Image | Virous Outbreak Britain

Caption: A plane is seen landing at London's Heathrow Airport earlier this summer. The EU on Friday moved to reinstate COVID-19 travel restrictions like quarantine and testing requirements for unvaccinated citizens of the U.S. and five other countries, two diplomats told Reuters. (Steve Parsons/Press Association/The Associated Press)

As of Friday evening, more than 215.1 million cases of COVID-19 had been reported worldwide, according to Johns Hopkins University's COVID-19 case tracker. The reported global death toll stood at more than 4.4 million.
In the Americas, Argentine prosecutors have charged President Alberto Fernandez with allegedly breaking a mandatory quarantine, local media reported, when he and his partner hosted a birthday party last year with friends.
In the United States, intelligence agencies remain divided on the origins of the coronavirus but believe China's leaders did not know about the virus before the start of the pandemic, according to results released Friday of a review ordered by U.S. President Joe Biden.
Meanwhile, the country has more than 100,000 coronavirus patients in hospital — the highest level in eight months, according to the U.S. Department of Health and Human Services, as a resurgence of COVID-19 spurred by the highly contagious delta variant strains the nation's health-care system.
The U.S. state of Arizona surpassed one million COVID-19 cases Friday, becoming the 13th state to reach that milestone.
In Africa, South Africa will this weekend receive 2.2 million Pfizer-BioNTech vaccine doses donated by the U.S. to add to the 5.6 million doses it received from that country in July. The new doses come as the country continues to battle an extended resurgence of COVID-19 infections and is racing to vaccinate 67 per cent of its 60 million people by February.
The U.K. has donated additional 592,880 doses of the AstraZeneca-Oxford COVID-19 vaccine to Nigeria, the British High Commission in Abuja has said, raising the total number of vaccine doses it has shared with Africa's most populous country in August to 1,292,640. The doses will be a boost for the West African nation where some hundreds of thousands who received the first dose of the AstraZeneca vaccine are still awaiting their second shot.
Sudan received on Friday a shipment of 218,400 doses of the AstraZeneca COVID-19 vaccine as a donation from France, according to UNICEF.

Image | 1234874865

Caption: A police officer wearing a face mask patrols along Nakamise shopping street on Thursday in Tokyo, where COVID-19 cases have been rising. (Carl Court/Getty Images)

In the Asia-Pacific region, a contaminant found in a batch of Moderna's COVID-19 vaccines delivered to Japan is believed to be a metallic particle, Japanese public broadcaster NHK reported, citing sources at the health ministry.
India administered more than 10 million vaccine doses on Friday, a national record that Prime Minister Narendra Modi hailed as a "momentous feat" for the country ahead of fears of another surge in infections.
New Zealand's government has extended a strict nationwide lockdown through Tuesday as it tries to quash its first outbreak of the coronavirus in six months.
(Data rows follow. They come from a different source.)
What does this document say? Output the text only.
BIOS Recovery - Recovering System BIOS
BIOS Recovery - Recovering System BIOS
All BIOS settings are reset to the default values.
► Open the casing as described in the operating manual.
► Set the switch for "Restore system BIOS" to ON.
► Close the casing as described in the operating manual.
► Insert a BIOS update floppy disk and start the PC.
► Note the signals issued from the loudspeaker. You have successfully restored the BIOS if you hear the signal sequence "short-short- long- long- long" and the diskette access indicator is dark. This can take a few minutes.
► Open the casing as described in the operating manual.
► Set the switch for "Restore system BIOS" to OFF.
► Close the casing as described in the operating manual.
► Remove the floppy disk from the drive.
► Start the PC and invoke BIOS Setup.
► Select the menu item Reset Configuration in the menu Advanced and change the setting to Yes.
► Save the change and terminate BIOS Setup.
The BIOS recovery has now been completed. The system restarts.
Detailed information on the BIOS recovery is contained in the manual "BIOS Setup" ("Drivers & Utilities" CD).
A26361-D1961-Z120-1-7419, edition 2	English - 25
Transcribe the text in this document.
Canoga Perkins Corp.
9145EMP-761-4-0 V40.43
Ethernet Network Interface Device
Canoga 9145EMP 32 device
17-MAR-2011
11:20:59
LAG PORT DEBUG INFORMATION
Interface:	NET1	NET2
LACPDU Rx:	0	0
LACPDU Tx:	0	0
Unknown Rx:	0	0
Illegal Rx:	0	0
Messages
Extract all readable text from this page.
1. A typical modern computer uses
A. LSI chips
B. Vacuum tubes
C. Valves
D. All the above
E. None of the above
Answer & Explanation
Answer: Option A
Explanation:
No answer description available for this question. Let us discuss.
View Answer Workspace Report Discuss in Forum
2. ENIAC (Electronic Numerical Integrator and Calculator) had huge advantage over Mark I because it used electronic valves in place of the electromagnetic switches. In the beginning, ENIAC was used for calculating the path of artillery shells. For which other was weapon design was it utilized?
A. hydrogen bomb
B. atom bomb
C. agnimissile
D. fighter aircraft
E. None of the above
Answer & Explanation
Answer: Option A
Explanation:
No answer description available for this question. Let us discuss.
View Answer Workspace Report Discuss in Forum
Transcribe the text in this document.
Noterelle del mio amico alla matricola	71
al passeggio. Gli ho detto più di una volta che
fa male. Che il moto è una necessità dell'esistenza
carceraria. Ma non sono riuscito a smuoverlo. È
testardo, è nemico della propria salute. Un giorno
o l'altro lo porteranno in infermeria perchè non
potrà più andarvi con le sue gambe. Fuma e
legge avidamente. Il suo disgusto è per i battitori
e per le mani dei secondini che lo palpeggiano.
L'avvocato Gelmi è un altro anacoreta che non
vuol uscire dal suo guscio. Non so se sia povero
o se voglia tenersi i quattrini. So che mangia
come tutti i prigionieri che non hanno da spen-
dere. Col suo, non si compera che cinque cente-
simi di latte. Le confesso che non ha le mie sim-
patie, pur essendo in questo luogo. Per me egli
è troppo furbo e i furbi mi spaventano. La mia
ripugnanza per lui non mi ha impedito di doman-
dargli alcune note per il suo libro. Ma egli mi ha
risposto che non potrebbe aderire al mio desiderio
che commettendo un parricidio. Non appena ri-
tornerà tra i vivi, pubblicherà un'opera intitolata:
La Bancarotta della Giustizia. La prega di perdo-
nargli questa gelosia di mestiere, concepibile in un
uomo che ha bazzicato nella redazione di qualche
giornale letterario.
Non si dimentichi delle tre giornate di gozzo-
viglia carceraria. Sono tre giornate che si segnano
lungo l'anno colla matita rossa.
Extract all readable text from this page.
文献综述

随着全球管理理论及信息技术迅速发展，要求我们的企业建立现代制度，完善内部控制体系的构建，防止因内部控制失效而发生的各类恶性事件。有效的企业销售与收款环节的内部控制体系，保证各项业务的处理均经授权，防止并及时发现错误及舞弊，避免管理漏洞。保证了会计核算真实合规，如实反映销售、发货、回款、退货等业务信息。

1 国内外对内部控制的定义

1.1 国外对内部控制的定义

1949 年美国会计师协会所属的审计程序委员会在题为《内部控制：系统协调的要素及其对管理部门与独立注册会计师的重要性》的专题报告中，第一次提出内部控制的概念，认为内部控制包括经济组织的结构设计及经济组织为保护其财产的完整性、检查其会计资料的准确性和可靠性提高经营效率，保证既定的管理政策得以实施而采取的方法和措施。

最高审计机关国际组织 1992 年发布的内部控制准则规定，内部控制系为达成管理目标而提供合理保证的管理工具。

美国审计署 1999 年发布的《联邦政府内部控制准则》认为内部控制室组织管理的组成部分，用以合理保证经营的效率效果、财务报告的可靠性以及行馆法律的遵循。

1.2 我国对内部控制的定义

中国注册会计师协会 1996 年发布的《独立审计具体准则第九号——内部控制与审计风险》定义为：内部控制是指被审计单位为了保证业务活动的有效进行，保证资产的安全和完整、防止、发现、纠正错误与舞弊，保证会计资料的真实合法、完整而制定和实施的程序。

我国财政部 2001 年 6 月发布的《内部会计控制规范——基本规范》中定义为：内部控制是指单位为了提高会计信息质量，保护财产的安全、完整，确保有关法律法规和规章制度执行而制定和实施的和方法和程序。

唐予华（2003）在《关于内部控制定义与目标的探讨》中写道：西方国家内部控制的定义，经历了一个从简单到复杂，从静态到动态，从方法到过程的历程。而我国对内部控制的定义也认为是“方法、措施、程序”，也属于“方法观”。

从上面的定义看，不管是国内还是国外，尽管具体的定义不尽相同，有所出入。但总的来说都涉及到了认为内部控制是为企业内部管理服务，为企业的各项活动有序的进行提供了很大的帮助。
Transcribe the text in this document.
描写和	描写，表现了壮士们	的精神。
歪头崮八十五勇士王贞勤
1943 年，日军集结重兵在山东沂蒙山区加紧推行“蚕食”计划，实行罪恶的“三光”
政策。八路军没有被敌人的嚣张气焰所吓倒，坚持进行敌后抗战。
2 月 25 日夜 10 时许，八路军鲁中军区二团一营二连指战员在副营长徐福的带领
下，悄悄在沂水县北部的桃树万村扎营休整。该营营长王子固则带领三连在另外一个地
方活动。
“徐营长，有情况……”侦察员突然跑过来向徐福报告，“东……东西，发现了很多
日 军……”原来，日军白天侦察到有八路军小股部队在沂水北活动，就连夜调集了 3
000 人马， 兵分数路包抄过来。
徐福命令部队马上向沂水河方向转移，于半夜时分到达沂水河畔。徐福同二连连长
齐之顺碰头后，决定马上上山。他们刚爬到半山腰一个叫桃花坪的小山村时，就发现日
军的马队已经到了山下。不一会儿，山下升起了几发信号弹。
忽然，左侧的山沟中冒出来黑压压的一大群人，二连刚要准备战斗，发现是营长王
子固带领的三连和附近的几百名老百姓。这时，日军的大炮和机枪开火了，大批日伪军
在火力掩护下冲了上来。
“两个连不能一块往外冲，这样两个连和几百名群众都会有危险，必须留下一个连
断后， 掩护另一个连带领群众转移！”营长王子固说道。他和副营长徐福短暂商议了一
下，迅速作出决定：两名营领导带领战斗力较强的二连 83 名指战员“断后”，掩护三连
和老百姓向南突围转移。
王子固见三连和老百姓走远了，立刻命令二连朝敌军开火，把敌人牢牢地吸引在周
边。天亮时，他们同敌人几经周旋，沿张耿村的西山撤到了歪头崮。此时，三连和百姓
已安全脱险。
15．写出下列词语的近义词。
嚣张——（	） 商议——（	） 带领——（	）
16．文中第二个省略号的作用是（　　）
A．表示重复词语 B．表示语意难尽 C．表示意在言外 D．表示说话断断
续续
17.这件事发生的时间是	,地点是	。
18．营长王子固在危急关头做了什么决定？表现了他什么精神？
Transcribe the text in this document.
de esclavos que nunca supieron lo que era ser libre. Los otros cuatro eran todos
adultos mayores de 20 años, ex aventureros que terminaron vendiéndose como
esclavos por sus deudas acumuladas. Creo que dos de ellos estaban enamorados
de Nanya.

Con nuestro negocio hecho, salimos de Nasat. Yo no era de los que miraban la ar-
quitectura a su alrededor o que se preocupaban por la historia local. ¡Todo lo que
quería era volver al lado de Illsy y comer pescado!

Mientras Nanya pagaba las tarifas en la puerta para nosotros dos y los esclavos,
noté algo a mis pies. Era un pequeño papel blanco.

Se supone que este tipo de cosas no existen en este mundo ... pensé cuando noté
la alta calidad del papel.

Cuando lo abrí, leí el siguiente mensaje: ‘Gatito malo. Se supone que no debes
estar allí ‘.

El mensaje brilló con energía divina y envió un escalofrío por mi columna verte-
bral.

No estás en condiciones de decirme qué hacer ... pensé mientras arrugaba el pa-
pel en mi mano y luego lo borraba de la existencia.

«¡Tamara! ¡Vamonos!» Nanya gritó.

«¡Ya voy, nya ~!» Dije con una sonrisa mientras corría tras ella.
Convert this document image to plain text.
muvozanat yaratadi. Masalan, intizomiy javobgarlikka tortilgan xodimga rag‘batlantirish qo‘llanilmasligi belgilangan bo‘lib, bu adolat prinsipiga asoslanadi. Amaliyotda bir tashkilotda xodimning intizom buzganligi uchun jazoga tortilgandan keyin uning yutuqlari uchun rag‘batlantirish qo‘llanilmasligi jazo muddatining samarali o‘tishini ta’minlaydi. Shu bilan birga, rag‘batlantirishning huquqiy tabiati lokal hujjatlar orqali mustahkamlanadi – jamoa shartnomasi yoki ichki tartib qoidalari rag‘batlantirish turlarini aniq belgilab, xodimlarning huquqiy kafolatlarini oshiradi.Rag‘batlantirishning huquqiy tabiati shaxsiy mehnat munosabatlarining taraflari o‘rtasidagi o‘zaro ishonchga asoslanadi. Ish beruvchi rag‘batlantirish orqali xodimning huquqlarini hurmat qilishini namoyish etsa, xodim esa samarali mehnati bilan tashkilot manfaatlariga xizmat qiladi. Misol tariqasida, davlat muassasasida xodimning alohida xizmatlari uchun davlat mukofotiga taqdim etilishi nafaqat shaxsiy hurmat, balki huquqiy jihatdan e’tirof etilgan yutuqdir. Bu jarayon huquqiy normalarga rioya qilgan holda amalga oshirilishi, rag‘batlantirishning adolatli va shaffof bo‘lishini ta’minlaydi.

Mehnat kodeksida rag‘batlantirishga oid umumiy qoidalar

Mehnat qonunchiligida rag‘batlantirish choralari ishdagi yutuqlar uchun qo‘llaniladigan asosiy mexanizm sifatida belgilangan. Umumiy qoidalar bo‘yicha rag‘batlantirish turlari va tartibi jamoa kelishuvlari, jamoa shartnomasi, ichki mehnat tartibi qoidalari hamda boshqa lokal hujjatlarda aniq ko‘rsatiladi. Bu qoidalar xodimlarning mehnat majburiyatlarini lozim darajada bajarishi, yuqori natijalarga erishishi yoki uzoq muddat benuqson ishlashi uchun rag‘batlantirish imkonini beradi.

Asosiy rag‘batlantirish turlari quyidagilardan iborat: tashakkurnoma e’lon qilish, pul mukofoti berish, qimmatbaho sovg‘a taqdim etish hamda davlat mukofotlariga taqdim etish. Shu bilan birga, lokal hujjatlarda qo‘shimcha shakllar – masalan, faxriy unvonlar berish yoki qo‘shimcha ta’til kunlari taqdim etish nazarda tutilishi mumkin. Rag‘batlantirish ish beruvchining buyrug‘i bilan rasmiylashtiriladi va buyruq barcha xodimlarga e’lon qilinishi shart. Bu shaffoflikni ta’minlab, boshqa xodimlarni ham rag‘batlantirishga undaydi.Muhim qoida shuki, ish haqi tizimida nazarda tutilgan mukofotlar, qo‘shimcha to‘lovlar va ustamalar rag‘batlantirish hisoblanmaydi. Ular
Prime Minister Jacinda Ardern said Friday the government expects to keep Auckland, where most of the cases have been found, in full lockdown for at least two more weeks.
In Australia, the country's second-most populous state, Victoria, reported 64 new locally acquired COVID-19 cases in the 24-hour period to Friday evening, health officials said on Saturday. Australia, still largely unvaccinated, has been battling a surge of cases involving the highly-infectious delta variant. More than half of all Australians have been in weeks-long lockdowns as officials in Sydney and Melbourne, the country's largest cities, and the capital Canberra struggle to quell the outbreak.
In the Middle East, Iran on Thursday reported 36,758 new cases of COVID-19 and 694 additional deaths.

Image | Mask-wearing women entering a Moscow subway station during the COVID-19 pandemic

Caption: A woman wearing a protective face mask is seen entering a Moscow subway station earlier this month. (Kirill Kudryavtsev/AFP/Getty Images)

In Europe, the Danish government will no longer consider COVID-19 as "a socially critical disease in Denmark," citing the large number of vaccinations in the Scandinavian country.
The European Union on Friday moved to reinstate COVID-19 travel restrictions like quarantine and testing requirements for unvaccinated citizens of the U.S. and five other countries, two diplomats told Reuters. EU countries started a procedure to remove the U.S. from a list of countries whose citizens can travel to the 27-nation bloc without additional COVID-19 restrictions. The non-binding list currently has 23 countries on it, including Japan, Qatar and Ukraine.

Image | July 2021 file photo of Italian Premier Mario Draghi

Caption: Italian Premier Mario Draghi, seen in a photo taken in Rome last month, says the uneven global economic recovery and the 'grossly unequal' access to COVID-19 vaccines, especially in Africa, are making it harder to end the pandemic. (Riccardo De Luca/The Associated Press)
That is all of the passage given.